Rubio opposes driver's licenses for illegal immigrants, saying he does not think illegal immigrants should be allowed to "interact freely with government." But then, without any prodding, he argues the other side of the case saying, "We have a lot of uninsured drivers in areas where there are a lot of illegal immigrants because they can't get insurance even if they wanted to."
On the issue of food stamps and other benefits for illegal immigrants: "This is a humane country, we're not going to starve children, we're not going to watch people go hungry just because they are here illegally. On the other hand, it can't become permanent. Once somebody interacts with government and it is verified they are here illegally that person's days are going to be numbered in America."
Should children of illegal immigrants be permitted to go to public school?
"The kids are illegal too, just like their parents," he said. "I'm not here to hunt the kids down. I don't think kids are the people we're going to go after." But he added, "Kids are attached to their parents. Once their parents status is verified their days should be numbered so that really shouldn't be a problem."
Essentially, Rubio's answer is to leave them in the shadows, go after their employers, and hope life becomes so untenable for anyone here illegally that they will simply leave. The problem of what to do with those 13 to 20 million people here illegally, he said, "will solve itself through attrition."
But even on employment, Rubio struggles. He supports the federal E Verify system "in concept," but isn't sold on the idea of a national database for employers to check the immigration status of emplyees has been perfected to the point where it should actually be used today.
He wants increased border security, but isn't sure about a wall. "I don't know if the wall is the best way," he said. "I'm not a border security expert."
He may need to become one before the campaign is over.
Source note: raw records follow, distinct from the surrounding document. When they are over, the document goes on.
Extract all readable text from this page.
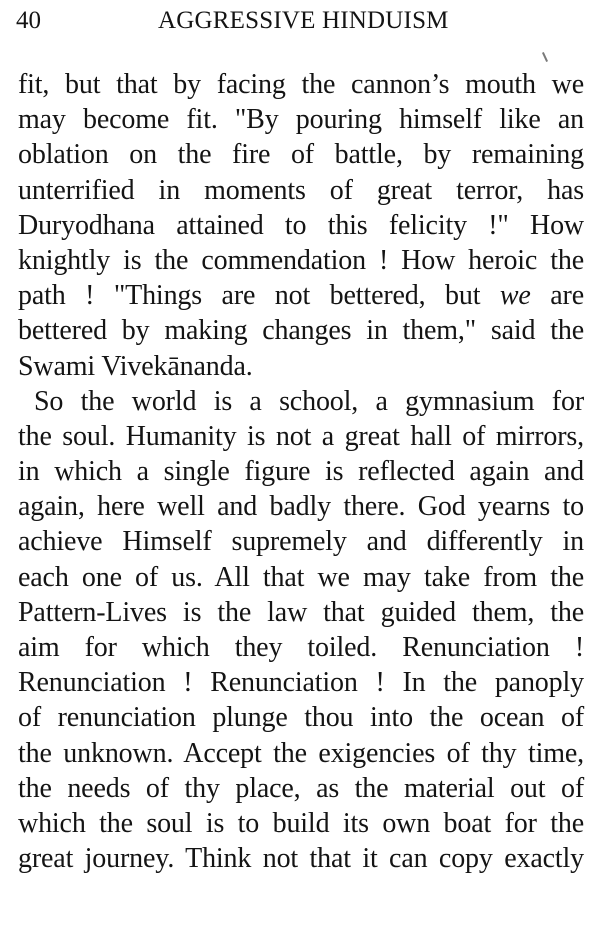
40	AGGRESSIVE HINDUISM
fit, but that by facing the cannon’s mouth we
may become fit. "By pouring himself like an
oblation on the fire of battle, by remaining
unterrified in moments of great terror, has
Duryodhana attained to this felicity !" How
knightly is the commendation ! How heroic the
path ! "Things are not bettered, but we are
bettered by making changes in them," said the
Swami Vivekānanda.
So the world is a school, a gymnasium for
the soul. Humanity is not a great hall of mirrors,
in which a single figure is reflected again and
again, here well and badly there. God yearns to
achieve Himself supremely and differently in
each one of us. All that we may take from the
Pattern-Lives is the law that guided them, the
aim for which they toiled. Renunciation !
Renunciation ! Renunciation ! In the panoply
of renunciation plunge thou into the ocean of
the unknown. Accept the exigencies of thy time,
the needs of thy place, as the material out of
which the soul is to build its own boat for the
great journey. Think not that it can copy exactly
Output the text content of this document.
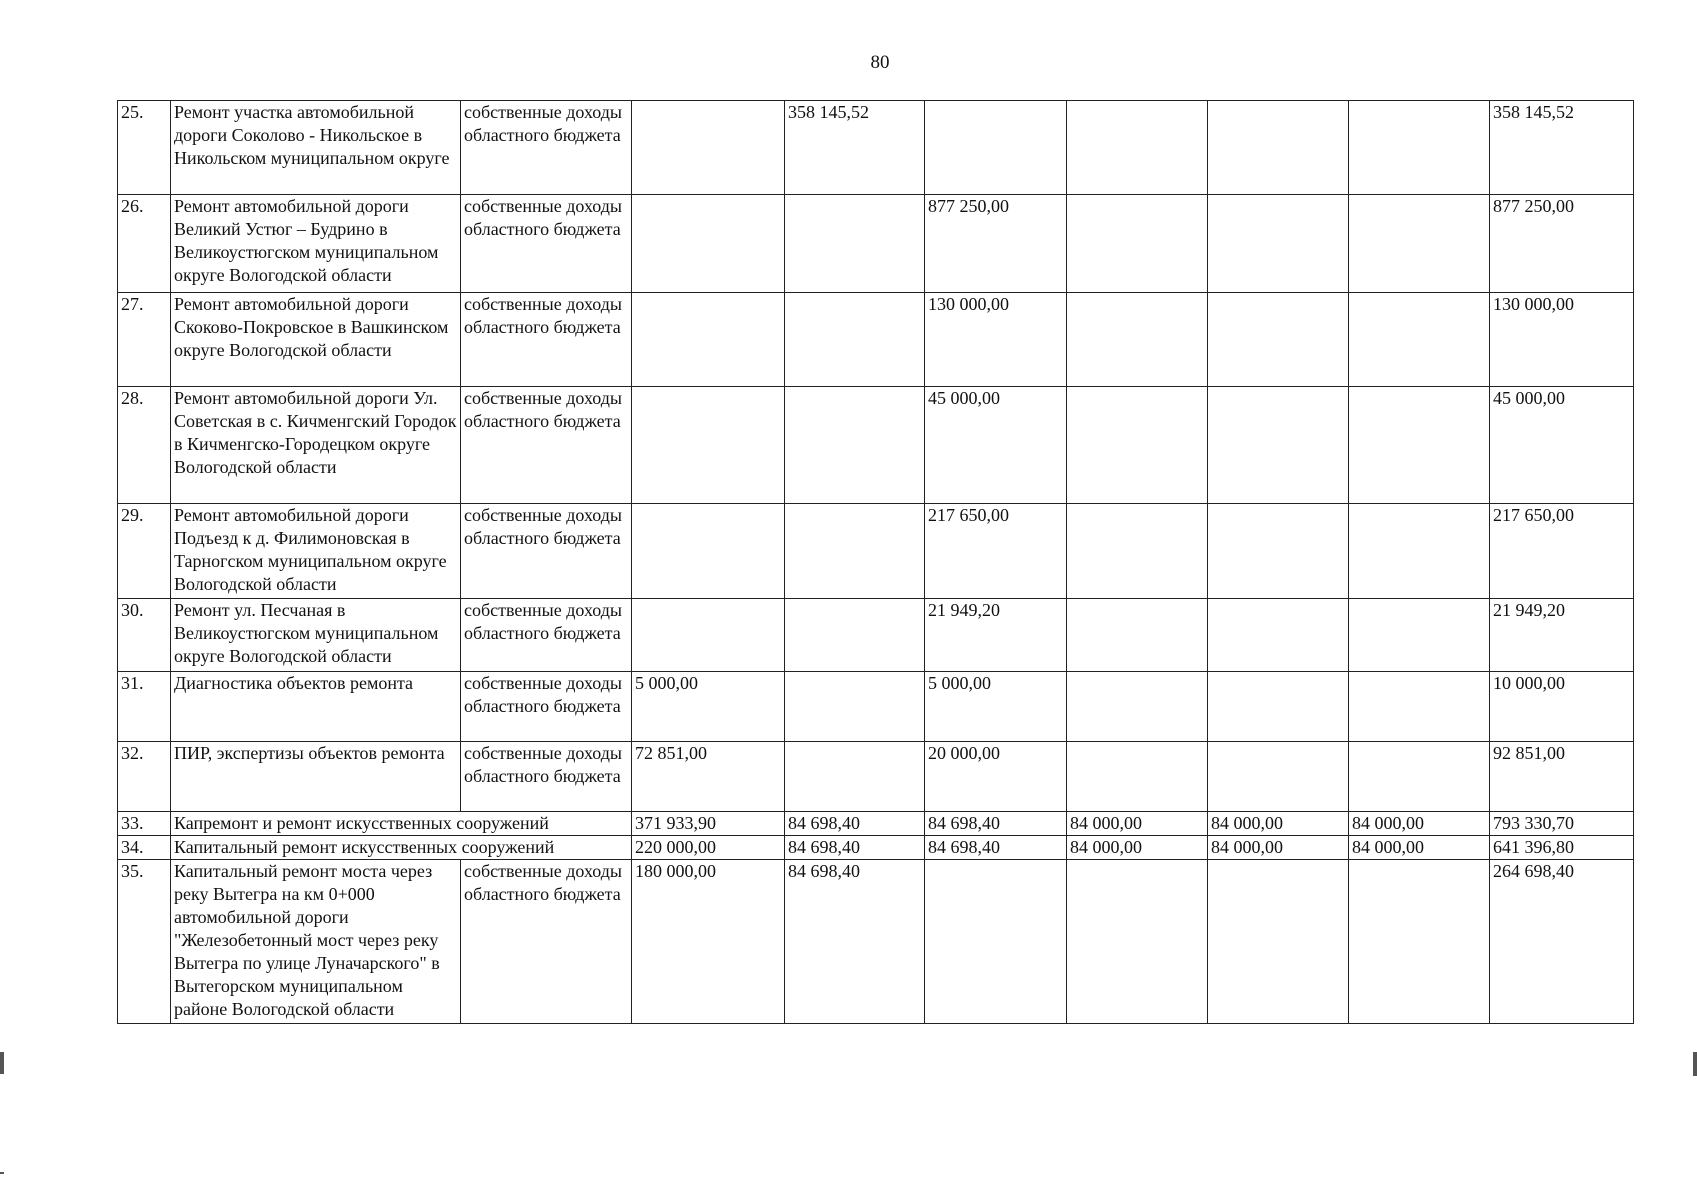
80
25.	Ремонт участка автомобильной дороги Соколово - Никольское в Никольском муниципальном округе	собственные доходы областного бюджета		358 145,52					358 145,52
26.	Ремонт автомобильной дороги Великий Устюг – Будрино в Великоустюгском муниципальном округе Вологодской области	собственные доходы областного бюджета			877 250,00				877 250,00
27.	Ремонт автомобильной дороги Скоково-Покровское в Вашкинском округе Вологодской области	собственные доходы областного бюджета			130 000,00				130 000,00
28.	Ремонт автомобильной дороги Ул. Советская в с. Кичменгский Городок в Кичменгско-Городецком округе Вологодской области	собственные доходы областного бюджета			45 000,00				45 000,00
29.	Ремонт автомобильной дороги Подъезд к д. Филимоновская в Тарногском муниципальном округе Вологодской области	собственные доходы областного бюджета			217 650,00				217 650,00
30.	Ремонт ул. Песчаная в Великоустюгском муниципальном округе Вологодской области	собственные доходы областного бюджета			21 949,20				21 949,20
31.	Диагностика объектов ремонта	собственные доходы областного бюджета	5 000,00		5 000,00				10 000,00
32.	ПИР, экспертизы объектов ремонта	собственные доходы областного бюджета	72 851,00		20 000,00				92 851,00
33.	Капремонт и ремонт искусственных сооружений		371 933,90	84 698,40	84 698,40	84 000,00	84 000,00	84 000,00	793 330,70
34.	Капитальный ремонт искусственных сооружений		220 000,00	84 698,40	84 698,40	84 000,00	84 000,00	84 000,00	641 396,80
35.	Капитальный ремонт моста через реку Вытегра на км 0+000 автомобильной дороги "Железобетонный мост через реку Вытегра по улице Луначарского" в Вытегорском муниципальном районе Вологодской области	собственные доходы областного бюджета	180 000,00	84 698,40					264 698,40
If Congress takes up immigration reform this Fall, as many people believe it will, it could become a central issue in the campaign.
Rubio does have one advantage. If the far right is wary of Rubio on the issue, Charlie Crist, who is seen as being "soft" on illegal immigration, infuriates them.
"I despise Charlie Crist," said Karen Moore, the woman who attended the Broward meeting. "I may not be completely sold on him, but I am going to fight to get Rubio elected so that Crist won't be elected."